Four days before Furtwängler died in Baden-Baden (on November 30, 1954) his arch-rival Herbert von Karajan was conducting Verdi's Messa da Requiem at the Grosser Saal of the Vienna Musikverein, a compelling performance now available on Orfeo and featuring the Vienna Symphony Orchestra and a fine (and relatively young) vocal line-up of Antonietta Stella, Oralia Dominguez, Nicolai Gedda and Giuseppe Modesti. I was amazed at just how different this 1954 performance is to another vintage Karajan-led Vienna Requiem recently released by Audite, a performance taped at the 1949 Salzburg Festival with a less consistent but none the less distinguished quartet of soloists – Hilde Zadek, Margarete Klose, Helge Roswaenge (effortful and weighty in comparison with the incendiary performance he gave under Toscanini in London in 1938) and Boris Christoff, captured in his magnificent early prime. The 1954 version is swifter than its predecessor by around five minutes and there are countless subtle differences in terms of articulation and phrasing, and yet both offer valuable insights into an evolving interpretation.

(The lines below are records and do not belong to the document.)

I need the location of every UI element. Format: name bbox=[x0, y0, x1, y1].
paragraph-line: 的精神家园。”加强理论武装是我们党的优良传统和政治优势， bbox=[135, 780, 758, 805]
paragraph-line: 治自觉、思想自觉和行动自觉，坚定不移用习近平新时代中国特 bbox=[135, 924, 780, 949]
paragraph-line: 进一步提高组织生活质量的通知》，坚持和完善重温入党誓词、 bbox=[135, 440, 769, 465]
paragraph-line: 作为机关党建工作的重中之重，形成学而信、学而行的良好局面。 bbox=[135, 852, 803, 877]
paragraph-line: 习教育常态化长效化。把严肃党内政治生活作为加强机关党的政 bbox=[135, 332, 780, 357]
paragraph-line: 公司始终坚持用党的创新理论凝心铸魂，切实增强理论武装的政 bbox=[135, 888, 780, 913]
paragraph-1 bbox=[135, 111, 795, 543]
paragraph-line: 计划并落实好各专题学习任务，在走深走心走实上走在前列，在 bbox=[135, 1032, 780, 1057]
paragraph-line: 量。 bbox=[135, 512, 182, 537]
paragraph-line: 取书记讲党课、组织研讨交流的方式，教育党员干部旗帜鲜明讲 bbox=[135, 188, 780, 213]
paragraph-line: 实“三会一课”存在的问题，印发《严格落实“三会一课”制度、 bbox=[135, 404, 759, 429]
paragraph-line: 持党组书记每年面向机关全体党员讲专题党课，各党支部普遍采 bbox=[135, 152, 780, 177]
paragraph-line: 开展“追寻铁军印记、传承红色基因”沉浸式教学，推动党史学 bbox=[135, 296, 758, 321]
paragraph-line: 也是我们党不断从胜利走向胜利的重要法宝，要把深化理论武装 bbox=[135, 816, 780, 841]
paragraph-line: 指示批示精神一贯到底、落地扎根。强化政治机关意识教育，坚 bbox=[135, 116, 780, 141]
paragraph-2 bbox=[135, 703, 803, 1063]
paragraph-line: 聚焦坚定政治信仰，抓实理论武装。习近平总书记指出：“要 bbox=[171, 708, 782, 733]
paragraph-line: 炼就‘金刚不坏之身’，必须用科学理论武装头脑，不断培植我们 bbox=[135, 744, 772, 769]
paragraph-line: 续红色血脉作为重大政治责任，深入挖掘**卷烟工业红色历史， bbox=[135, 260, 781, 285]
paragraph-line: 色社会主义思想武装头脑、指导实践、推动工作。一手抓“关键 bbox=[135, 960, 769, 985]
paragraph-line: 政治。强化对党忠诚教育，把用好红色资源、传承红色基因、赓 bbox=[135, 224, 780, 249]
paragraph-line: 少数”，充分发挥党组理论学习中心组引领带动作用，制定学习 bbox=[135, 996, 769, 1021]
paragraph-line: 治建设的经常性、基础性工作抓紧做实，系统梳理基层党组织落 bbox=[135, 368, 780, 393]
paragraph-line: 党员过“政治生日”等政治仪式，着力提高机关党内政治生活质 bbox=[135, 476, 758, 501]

Still, I doubt if Karajan conducted Verdi's Requiem quite as often as Géza Anda played Bartók's Second Piano Concerto, which was more than 300 times. Volume 4 of Audite's unmissable Géza Anda “Edition” includes a light and fiery 1952 Salzburg performance under Fricsay, troubled only occasionally by some quirky balancing. The First Concerto (1957) under Michael Gielen, which is among the most playful versions I've ever heard, is rather better in that respect. The second disc includes a work that I don't recall ever hearing Anda play, the Contrasts, where the earnest violinist is Tibor Varga and the clarinettist the WDR Symphony Orchestra's Paul Blöcher. Here, as in the wonderful Suite, Op 14, Anda's performance combines flexibility – it's almost rhapsodic at times – with an acute feeling for colour and rhythm. Another Anda “first”, at least as far as CD is concerned, is the Sonata for Two Pianos and Percussion where his duet partner is none other than Georg Solti.
Again, tone colouring and nuance are the principle virtues and if the first movement's shifting rhythmic patterns are sometimes less than watertight, a sense of elemental energy more than compensates. The sound quality is fairly good and I would enthusiastically urge all Bartókians to invest without delay. These sorts of releases tend to have rather short shelf lives.